Of the activities listed, really the athletic club itself provided swim given the pool, sauna in each locker room, weights and TV. The yoga did take place.

However, there was no volleyball, not even nets setup for the possibility. There was no massage therapy, acupuncture, vendor / shopping, or food. I don’t know what they meant by spa, but there wasn’t anything apart from the sauna, which was listed separately. There was a storm, so that the massage therapist couldn’t make it was understandable. But, given the cost of the event, I expected them to at least still have volleyball and refreshments as promised.

So, I paid $55, and the men maybe $65+, for a small percentage of what was originally listed, and most of that list was already provided by the gym. It begged the question: Aside from the gym’s own resources, what did we pay for? A single monthly membership for that athletic club is $40. Alternatively, I could have used the car to visit a clothing optional resort one additional hour away for a day fee of $24.

I won’t mince words: $55 (or $45 without the yoga) is very steep for 5 or 6 hours of fun. If they are trying to grow groups and get young people, it can’t be that expensive, especially if there aren’t going to be that many activities. And the list of activities needs to be accurate. I love being active, but even if the list of activities is smaller, I’d be fine as long as it is accurate.


(Some of) the people were the reason I stayed for a little while after the yoga. There were about 15 people total, and I was the only female. Four of us practiced clothes free yoga. That group included me and 3 men somewhere around my age. At first, it was a little awkward, as we were standing around waiting for the yoga instructor to arrive. The first gentleman to talk to me was wearing basketball shorts. The other two practiced nude. We did basic introductions: “Have you been here before? How did you hear about this? How long have you been into these kinds of things?” Only one of them had been there several times, years in fact, which I found interesting. Another guy had been just once before, and I was the brand new one. The conversation with them was welcoming and positive.

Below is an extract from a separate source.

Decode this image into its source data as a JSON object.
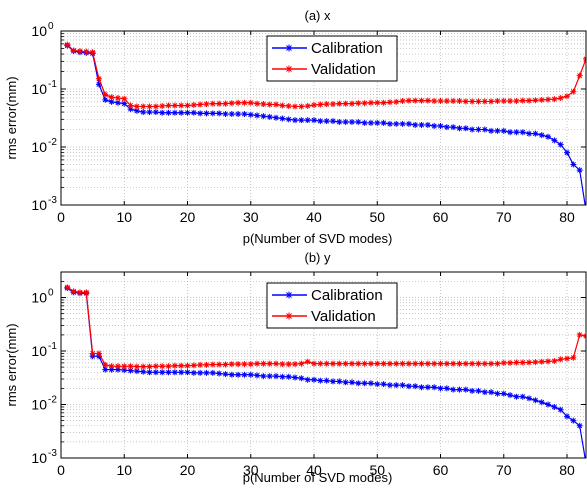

After the yoga class, I wandered over to the pool. There was a clique of older gentlemen, maybe 7 of them, chatting with each other. I sat nearby and tried to inch my way in as an active listener. However, no one said a word or even nodded a hello. Two of the younger men from yoga finally came into the pool, but wandered over to the opposite end away from the clique. I decided to join them.  Within seconds more fun conversation and laughter echoed the walls. With that, some of the clique pulled away to join us. Good conversation continued for a while both in the pool and when a group of us check out the sauna. Some shared very interesting stories, like doing the Nude Polar Plunge, which made me shiver even in the sauna!


Overall it was an interesting experience. I am glad that I finally did it, because I’d been avoiding it for half a year, but I’m not likely to return immediately. The best part was the conversation with a few of the people. In terms of the organization, the biggest issues for me were 1) the incomplete price list, 2) inaccurate list of activities, and 3) decorum with regard to the practices.


  1. Pingback: adventure and lessons: reflections on a clothing optional event | Nomad, Geek, Nudie

  2. Bob Knows says

    Having the women’s locker room “women only” but the men’s locker room “coed” is sexist and discriminatory against men. The discriminatory pricing is also a violation of the Civil Rights Act which prohibits commercial discrimination based on sex.